Krispy Kreme has been hit by a cyber attack that has disrupted its online systems. Customers have been unable to complete online orders as a result of the cyber attack.
The attack initially happened at the end of November 2024, however has just been made public due to the donut retailers submitting a regulatory filing with the US Securities and Exchanges Commission (SEC).
The filing states that Krispy Kreme had been ‘notified regarding unauthorized activity’ on its IT systems. It also confirms that the company has begun the process to investigate the incident, as well as contain and mitigate the impact by employing external ‘leading cybersecurity experts. Federal law enforcement has also been notified.
Physical stores remain operational
Although the cyber attack on Krispy Kremes has interrupted online ordering, in store operations remain open and customers are able to shop safely in person.
No hacker or cyber gang has claimed responsibility for the attack.

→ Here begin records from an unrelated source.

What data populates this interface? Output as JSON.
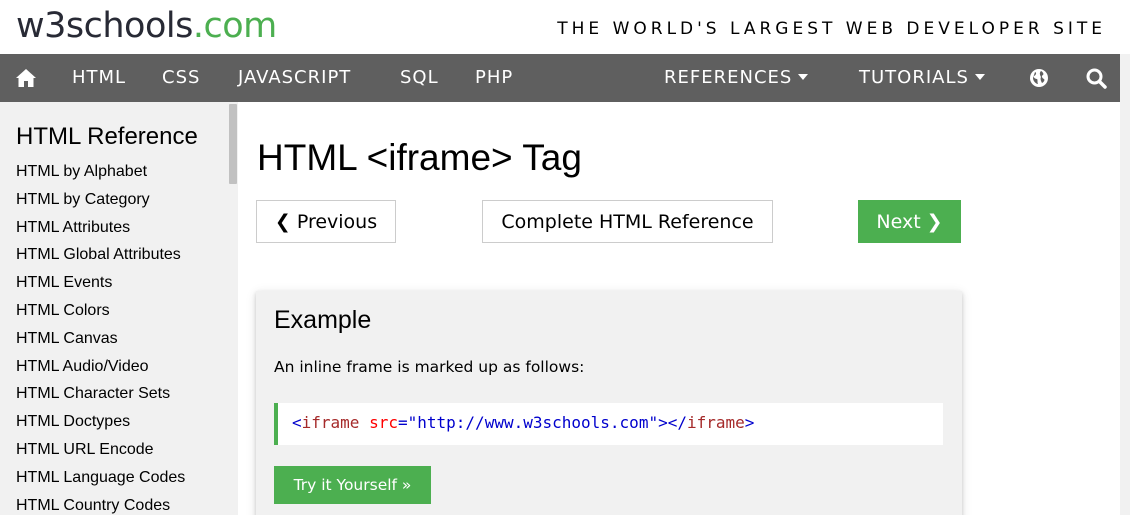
{
  "header": {
    "logo_main": "w3schools",
    "logo_suffix": ".com",
    "tagline": "THE WORLD'S LARGEST WEB DEVELOPER SITE"
  },
  "navbar": {
    "home_icon": "home-icon",
    "items": [
      "HTML",
      "CSS",
      "JAVASCRIPT",
      "SQL",
      "PHP"
    ],
    "references": "REFERENCES",
    "tutorials": "TUTORIALS",
    "globe_icon": "globe-icon",
    "search_icon": "search-icon"
  },
  "sidebar": {
    "title": "HTML Reference",
    "items": [
      "HTML by Alphabet",
      "HTML by Category",
      "HTML Attributes",
      "HTML Global Attributes",
      "HTML Events",
      "HTML Colors",
      "HTML Canvas",
      "HTML Audio/Video",
      "HTML Character Sets",
      "HTML Doctypes",
      "HTML URL Encode",
      "HTML Language Codes",
      "HTML Country Codes"
    ]
  },
  "main": {
    "title": "HTML <iframe> Tag",
    "previous_label": "❮ Previous",
    "reference_label": "Complete HTML Reference",
    "next_label": "Next ❯"
  },
  "example": {
    "title": "Example",
    "description": "An inline frame is marked up as follows:",
    "code": {
      "open_bracket": "<",
      "tag": "iframe",
      "attr": "src",
      "equals": "=",
      "value": "\"http://www.w3schools.com\"",
      "mid": "></",
      "close_tag": "iframe",
      "close_bracket": ">"
    },
    "try_label": "Try it Yourself »"
  },
  "colors": {
    "brand_green": "#4caf50",
    "navbar_gray": "#5f5f5f",
    "sidebar_bg": "#f1f1f1"
  }
}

Investigations into the full scope of the incident remain ongoing and the full nature and impact of the incident are yet to be known.
Despite physical stores being the key income stream for Krispy Kreme, approximately 16% of the company's total sales come from online orders. Especially in the busy festive season this disruption is likely to affect the companies profits.
Whilst the regulatory filing confirms that Krispy Kreme doesn't anticipate long-term consequences, the immediate impact will be felt in the form of lost revenue f and costs associated with hiring cybersecurity experts to investigate and address the cyber attack.
As a result of the news, the company's stock price experienced a 2% drop.
Cyber attacks on massive corporations like Krispy Kreme serve as a stark reminder that businesses of all sizes must invest in up to date and robust cyber security practices or risk not only data breaches but significant operational interruptions.